CHAPTER III
THE KILLING OF TWINS—OTHER EXCUSES FOR INFANTICIDE—RESTRICTING THE FAMILY—ECONOMIC REASONS ACKNOWLEDGED—DYING OF DESPAIR.
IT has seemed necessary to dwell thus at length on the conditions among the Papuans and allied tribes as it appeared to me important that the very beginnings of the family should be understood. The general agreement of ethnologists as to the low standing of the Papuans justifies, I believe, our assuming them to be as near the point of culture of our neolithic (or paleolithic) ancestors as it is possible to come.
From now on the course is upward. Strange as it may seem, the lowest tribes are less “human,” both in the matter of offspring and in the matter of sentiment of love for women, than some of the beasts and birds,[36] but having touched that depth, the next step brings us in contact with feelings that, in a way, begin to approximate our own.
In the stages above the Papuans there is some affection for the woman; her position is nearer to that of wife and less that of captive. In consequence there is a more kindly regard for the children that she bears. Now begins the development of the parental affection.
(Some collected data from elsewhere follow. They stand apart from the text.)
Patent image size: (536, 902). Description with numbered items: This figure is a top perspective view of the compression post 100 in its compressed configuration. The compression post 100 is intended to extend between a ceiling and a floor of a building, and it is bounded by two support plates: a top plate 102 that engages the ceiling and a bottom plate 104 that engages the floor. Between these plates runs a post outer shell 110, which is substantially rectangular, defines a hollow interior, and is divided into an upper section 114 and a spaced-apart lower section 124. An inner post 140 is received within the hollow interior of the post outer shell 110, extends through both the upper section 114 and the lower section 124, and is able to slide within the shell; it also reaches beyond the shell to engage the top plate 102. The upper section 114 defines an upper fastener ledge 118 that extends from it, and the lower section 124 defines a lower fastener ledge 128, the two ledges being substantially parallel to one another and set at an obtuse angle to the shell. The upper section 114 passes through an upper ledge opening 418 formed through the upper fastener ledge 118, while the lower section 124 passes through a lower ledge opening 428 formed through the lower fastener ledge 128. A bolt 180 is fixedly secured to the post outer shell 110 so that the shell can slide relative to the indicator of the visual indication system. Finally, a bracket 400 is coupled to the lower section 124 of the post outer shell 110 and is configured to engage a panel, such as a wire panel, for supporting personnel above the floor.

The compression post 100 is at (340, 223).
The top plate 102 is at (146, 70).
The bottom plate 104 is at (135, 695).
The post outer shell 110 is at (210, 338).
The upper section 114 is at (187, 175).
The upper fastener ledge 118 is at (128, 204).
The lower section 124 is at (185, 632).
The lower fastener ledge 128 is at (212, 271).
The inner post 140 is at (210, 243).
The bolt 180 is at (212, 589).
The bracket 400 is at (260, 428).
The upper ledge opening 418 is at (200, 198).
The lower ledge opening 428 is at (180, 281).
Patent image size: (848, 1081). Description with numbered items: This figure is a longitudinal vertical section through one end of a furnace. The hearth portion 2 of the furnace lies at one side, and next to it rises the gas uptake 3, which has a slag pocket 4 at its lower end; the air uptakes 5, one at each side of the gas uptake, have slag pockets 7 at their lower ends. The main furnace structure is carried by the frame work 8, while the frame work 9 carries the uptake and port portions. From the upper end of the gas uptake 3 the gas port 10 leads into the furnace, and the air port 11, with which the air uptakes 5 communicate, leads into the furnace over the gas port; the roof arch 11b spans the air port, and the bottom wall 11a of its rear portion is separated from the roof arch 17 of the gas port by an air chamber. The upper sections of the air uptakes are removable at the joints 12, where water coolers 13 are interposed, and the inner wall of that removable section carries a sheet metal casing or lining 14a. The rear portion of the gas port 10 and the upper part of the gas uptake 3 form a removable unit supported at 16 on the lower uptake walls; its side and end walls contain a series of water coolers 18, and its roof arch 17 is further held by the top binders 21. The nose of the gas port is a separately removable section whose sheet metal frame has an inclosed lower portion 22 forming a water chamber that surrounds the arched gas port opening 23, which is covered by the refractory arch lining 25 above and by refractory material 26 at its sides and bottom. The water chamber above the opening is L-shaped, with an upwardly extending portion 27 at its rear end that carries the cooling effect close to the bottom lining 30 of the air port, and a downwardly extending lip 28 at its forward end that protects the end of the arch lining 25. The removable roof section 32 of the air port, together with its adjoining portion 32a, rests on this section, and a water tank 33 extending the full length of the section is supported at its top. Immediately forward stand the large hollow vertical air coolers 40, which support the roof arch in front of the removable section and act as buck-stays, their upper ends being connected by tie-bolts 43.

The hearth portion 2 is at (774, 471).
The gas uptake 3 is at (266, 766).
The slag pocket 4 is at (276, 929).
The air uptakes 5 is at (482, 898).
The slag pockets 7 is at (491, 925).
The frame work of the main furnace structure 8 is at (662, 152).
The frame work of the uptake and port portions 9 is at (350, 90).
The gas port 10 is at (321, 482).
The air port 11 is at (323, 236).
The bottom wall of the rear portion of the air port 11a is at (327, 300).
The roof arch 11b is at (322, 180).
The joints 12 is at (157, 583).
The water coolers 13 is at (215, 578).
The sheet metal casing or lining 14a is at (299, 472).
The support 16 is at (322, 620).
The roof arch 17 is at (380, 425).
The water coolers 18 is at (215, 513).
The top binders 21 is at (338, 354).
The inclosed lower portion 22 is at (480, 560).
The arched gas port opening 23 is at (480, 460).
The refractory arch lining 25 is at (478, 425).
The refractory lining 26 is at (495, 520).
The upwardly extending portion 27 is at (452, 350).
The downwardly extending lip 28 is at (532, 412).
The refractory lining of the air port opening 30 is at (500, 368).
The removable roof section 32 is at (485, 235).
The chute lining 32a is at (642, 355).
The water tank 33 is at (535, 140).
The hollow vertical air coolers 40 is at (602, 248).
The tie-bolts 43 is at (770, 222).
It is, however, confined to the female at first; “to this fact, rather than to doubt of paternity, should we attribute the very common habit in such communities of reckoning ancestry in the female line only.”[37]
Man, no longer relying on his own cannibalistic brute force to do with his progeny as he wishes, invents reasons for doing away with his burdensome offspring.
We have already seen that the Papuans restricted their families to two children, when it was possible. As late as the middle of the seventeenth century, Dapper reported that in Benin no twins were found, as it was regarded as a sign of dishonour for a woman to have twins.[38]
Among the Arunta tribes in Central Australia, twins are “immediately killed as something which is unnatural.”[39] Among northern tribes they “are usually destroyed as something uncanny.”[40] With the Kaffirs, it was found that “when twins are born, one is usually neglected and allowed to die.”[41] Of the western Victorian tribes we learn that “twins are as common among them as among Europeans; but as food is occasionally very scarce and a large family troublesome to move about, it is lawful and customary to destroy the weaker twin child, irrespective of sex.”[42]